If you believe in quality and service, promote these attributes to the outside world.
Throughout November and December, I did a lot of research in buying a service for my business.I narrowed the choice to two suppliers, Company A and B, located within 40 miles of each other, both offering two types of services we required.Company A’s website was far superior to company B, in the information it gave, and the overall feel of its quality.
I decided to visit both companies, and met the owners, both friendly and gave me a tour of their factories.They also allowed me to talk to their staff, to get an idea of their production processes and their attitude to accuracy and quality.

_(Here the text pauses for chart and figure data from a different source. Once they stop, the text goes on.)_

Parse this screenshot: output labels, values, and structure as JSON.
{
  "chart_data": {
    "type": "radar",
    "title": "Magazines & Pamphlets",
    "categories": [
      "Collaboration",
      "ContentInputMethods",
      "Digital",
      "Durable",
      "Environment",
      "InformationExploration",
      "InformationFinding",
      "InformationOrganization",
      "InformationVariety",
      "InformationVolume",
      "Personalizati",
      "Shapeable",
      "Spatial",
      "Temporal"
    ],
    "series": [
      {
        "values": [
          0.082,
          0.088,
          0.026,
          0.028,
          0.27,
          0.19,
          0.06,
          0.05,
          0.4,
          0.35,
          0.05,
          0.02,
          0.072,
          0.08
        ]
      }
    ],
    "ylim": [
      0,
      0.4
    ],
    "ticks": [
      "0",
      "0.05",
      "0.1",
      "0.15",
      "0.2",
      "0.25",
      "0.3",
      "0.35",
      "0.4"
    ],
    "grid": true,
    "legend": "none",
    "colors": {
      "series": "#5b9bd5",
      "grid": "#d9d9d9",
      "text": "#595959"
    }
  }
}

After my visit company A, sent me a few e-mails and texts, asking me if I had any further questions, and when will I select them.I asked a few questions, and received some good answers.I could not decide, and I travelled to meet the owner of a company in the same industry, whom I really appreciated his opinion.Without hesitation he recommended company B, due to level of service and felt they would be able to meet our needs, and would provide a good match.
We selected Company B, there service is excellent, and we are very pleased, however it is clear that the owner of Company B, believes in quality, going the extra mile, but does not see the value in spending money on market versus equipment.
If I had not spoken to my friend at the other company, I fear I would have made a mistake.You can have the best products in the word, but if you do not spend a percentage of money on promoting your products, the values you believe in your products will never be portrayed to the outside world.